Story: Humboldt, IA
Preserving Water Quality in America's Heartland
Home to hundreds of farms, Humboldt, Iowa is using Bipartisan Infrastructure Law funding to protect local waterways from agricultural runoff.
Located amidst more than 500 farms in Humboldt County, Iowa, is the Town of Humboldt. Given income limitations, this community of nearly 5,000 people qualified for Bipartisan Infrastructure Law funding to help upgrade the town’s wastewater treatment system and protect their community and nearby waterways from agricultural runoff and nutrient pollution.
Farmers across America’s heartland work tirelessly to produce the food we eat. As part of this process, farmers apply nutrients on their fields in the form of chemical fertilizers and animal manure, which provide crops with the nitrogen and phosphorus necessary to grow and produce the food we eat. However, when nitrogen and phosphorus are not fully utilized by the growing plants, they can be washed from farm fields and into waterways during rain events and when snow melts. This can create harmful conditions and algal blooms that starve fish and plants of oxygen, degrade overall environmental health and limit or altogether eliminate recreational activities.
In fact, more than 100,000 miles of rivers and streams, close to 2.5 million acres of lakes, reservoirs and ponds, and more than 800 square miles of bays and estuaries in the United States have poor water quality because of nitrogen and phosphorous pollution.
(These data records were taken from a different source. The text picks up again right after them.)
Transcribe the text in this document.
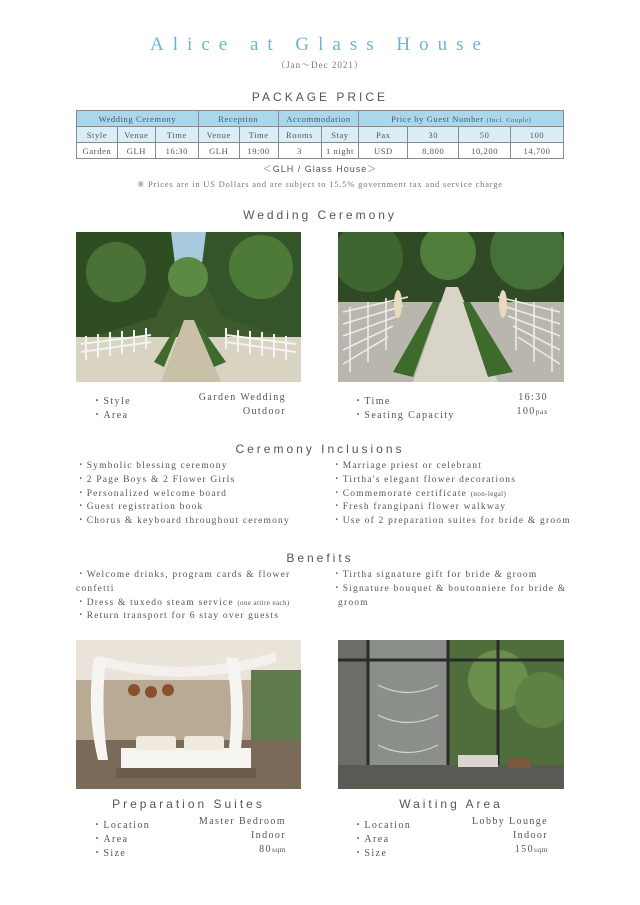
Alice at Glass House
（Jan〜Dec 2021）
PACKAGE PRICE
Wedding Ceremony			Reception		Accommodation		Price by Guest Number (Incl. Couple)			
Style	Venue	Time	Venue	Time	Rooms	Stay	Pax	30	50	100
Garden	GLH	16:30	GLH	19:00	3	1 night	USD	8,800	10,200	14,700
＜GLH / Glass House＞
※ Prices are in US Dollars and are subject to 15.5% government tax and service charge
Wedding Ceremony
・Style	Garden Wedding
・Area	Outdoor
・Time	16:30
・Seating Capacity	100pax
Ceremony Inclusions
・Symbolic blessing ceremony
・2 Page Boys & 2 Flower Girls
・Personalized welcome board
・Guest registration book
・Chorus & keyboard throughout ceremony
・Marriage priest or celebrant
・Tirtha's elegant flower decorations
・Commemorate certificate (non-legal)
・Fresh frangipani flower walkway
・Use of 2 preparation suites for bride & groom
Benefits
・Welcome drinks, program cards & flower confetti
・Dress & tuxedo steam service (one attire each)
・Return transport for 6 stay over guests
・Tirtha signature gift for bride & groom
・Signature bouquet & boutonniere for bride &
groom
Preparation Suites
・Location	Master Bedroom
・Area	Indoor
・Size	80sqm
・Location	Lobby Lounge
・Area	Indoor
・Size	150sqm
Waiting Area
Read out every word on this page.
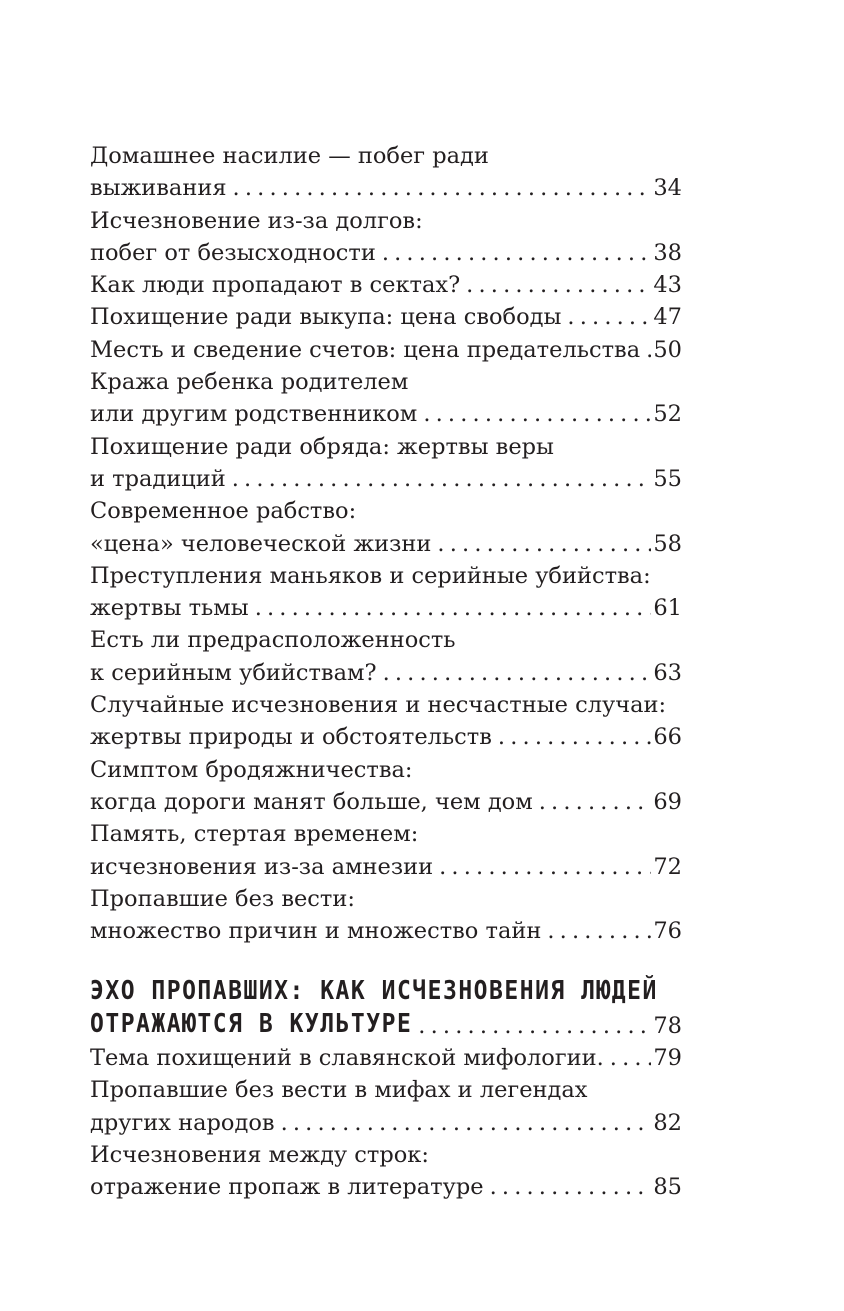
Домашнее насилие — побег ради
выживания . . .	34
Исчезновение из-за долгов:
побег от безысходности . . .	38
Как люди пропадают в сектах? . . .	43
Похищение ради выкупа: цена свободы . . .	47
Месть и сведение счетов: цена предательства . . . 50
Кража ребенка родителем
или другим родственником . . .	52
Похищение ради обряда: жертвы веры
и традиций . . .	55
Современное рабство:
«цена» человеческой жизни . . .	58
Преступления маньяков и серийные убийства:
жертвы тьмы . . .	61
Есть ли предрасположенность
к серийным убийствам? . . .	63
Случайные исчезновения и несчастные случаи:
жертвы природы и обстоятельств . . .	66
Симптом бродяжничества:
когда дороги манят больше, чем дом . . .	69
Память, стертая временем:
исчезновения из-за амнезии . . .	72
Пропавшие без вести:
множество причин и множество тайн . . .	76
ЭХО ПРОПАВШИХ: КАК ИСЧЕЗНОВЕНИЯ ЛЮДЕЙ
ОТРАЖАЮТСЯ В КУЛЬТУРЕ . . .	78
Тема похищений в славянской мифологии. . . . 79
Пропавшие без вести в мифах и легендах
других народов . . .	82
Исчезновения между строк:
отражение пропаж в литературе . . .	85
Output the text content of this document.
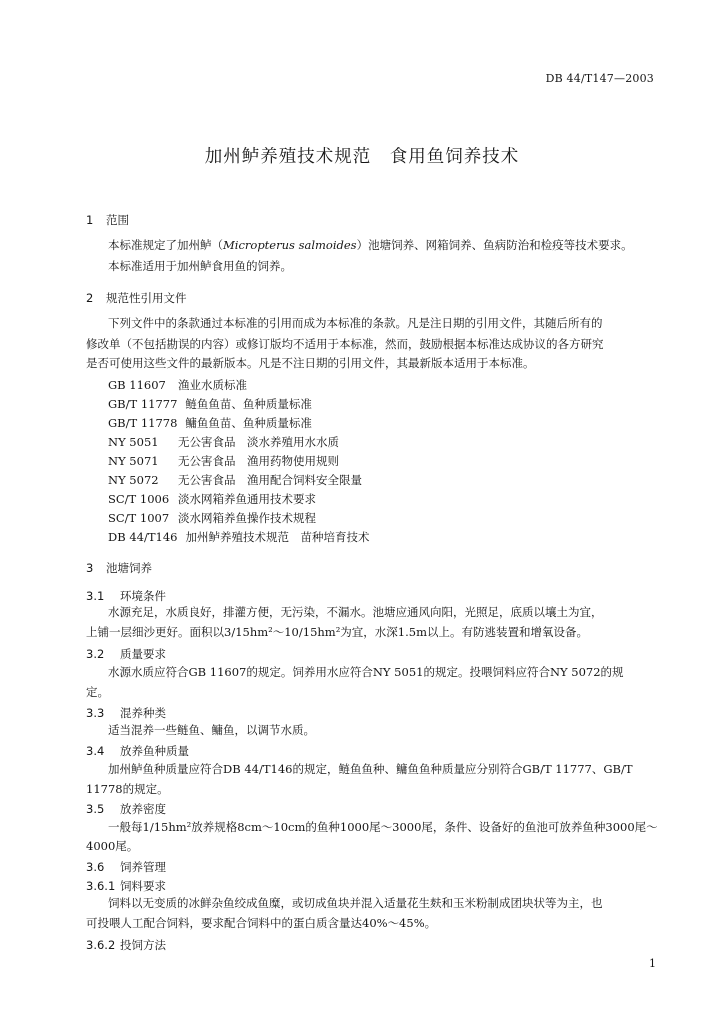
DB 44/T147—2003
加州鲈养殖技术规范　食用鱼饲养技术
1 范围
本标准规定了加州鲈（Micropterus salmoides）池塘饲养、网箱饲养、鱼病防治和检疫等技术要求。
本标准适用于加州鲈食用鱼的饲养。
2 规范性引用文件
下列文件中的条款通过本标准的引用而成为本标准的条款。凡是注日期的引用文件，其随后所有的
修改单（不包括勘误的内容）或修订版均不适用于本标准，然而，鼓励根据本标准达成协议的各方研究
是否可使用这些文件的最新版本。凡是不注日期的引用文件，其最新版本适用于本标准。
GB 11607 渔业水质标准
GB/T 11777 鲢鱼鱼苗、鱼种质量标准
GB/T 11778 鳙鱼鱼苗、鱼种质量标准
NY 5051 无公害食品　淡水养殖用水水质
NY 5071 无公害食品　渔用药物使用规则
NY 5072 无公害食品　渔用配合饲料安全限量
SC/T 1006 淡水网箱养鱼通用技术要求
SC/T 1007 淡水网箱养鱼操作技术规程
DB 44/T146 加州鲈养殖技术规范　苗种培育技术
3 池塘饲养
3.1 环境条件
水源充足，水质良好，排灌方便，无污染，不漏水。池塘应通风向阳，光照足，底质以壤土为宜，
上铺一层细沙更好。面积以3/15hm²～10/15hm²为宜，水深1.5m以上。有防逃装置和增氧设备。
3.2 质量要求
水源水质应符合GB 11607的规定。饲养用水应符合NY 5051的规定。投喂饲料应符合NY 5072的规
定。
3.3 混养种类
适当混养一些鲢鱼、鳙鱼，以调节水质。
3.4 放养鱼种质量
加州鲈鱼种质量应符合DB 44/T146的规定，鲢鱼鱼种、鳙鱼鱼种质量应分别符合GB/T 11777、GB/T
11778的规定。
3.5 放养密度
一般每1/15hm²放养规格8cm～10cm的鱼种1000尾～3000尾，条件、设备好的鱼池可放养鱼种3000尾～
4000尾。
3.6 饲养管理
3.6.1 饲料要求
饲料以无变质的冰鲜杂鱼绞成鱼糜，或切成鱼块并混入适量花生麸和玉米粉制成团块状等为主，也
可投喂人工配合饲料，要求配合饲料中的蛋白质含量达40%～45%。
3.6.2 投饲方法
1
Humboldt’s wastewater treatment plant discharges treated wastewater into the West Branch of the Des Moines River, a central waterbody throughout the state and part of the Mississippi River Watershed.
In Humboldt, the Bipartisan Infrastructure Law is investing more than $1.7 million to upgrade the towns wastewater treatment system and facilitate the biological removal of nitrogen and phosphorous. More than half of this investment, $1 million, is available to Humboldt through forgivable loans. This funding structure will help reduce the overall cost-burden on the rural, farming community while also improving water quality and ecological health for the community, downstream communities and the watershed at large.
For many agricultural communities with limited economic opportunities, upgrading wastewater infrastructure to remove nutrient pollution can add financial stress to the existing environmental pressures. President Biden’s Bipartisan Infrastructure Law is investing a historic $50 billion in the nation’s water, wastewater and stormwater infrastructure, and was designed with communities like Humboldt in mind. Nearly half of this unprecedented funding is exclusively available as low-cost or no-cost loans and grants for disadvantaged communities.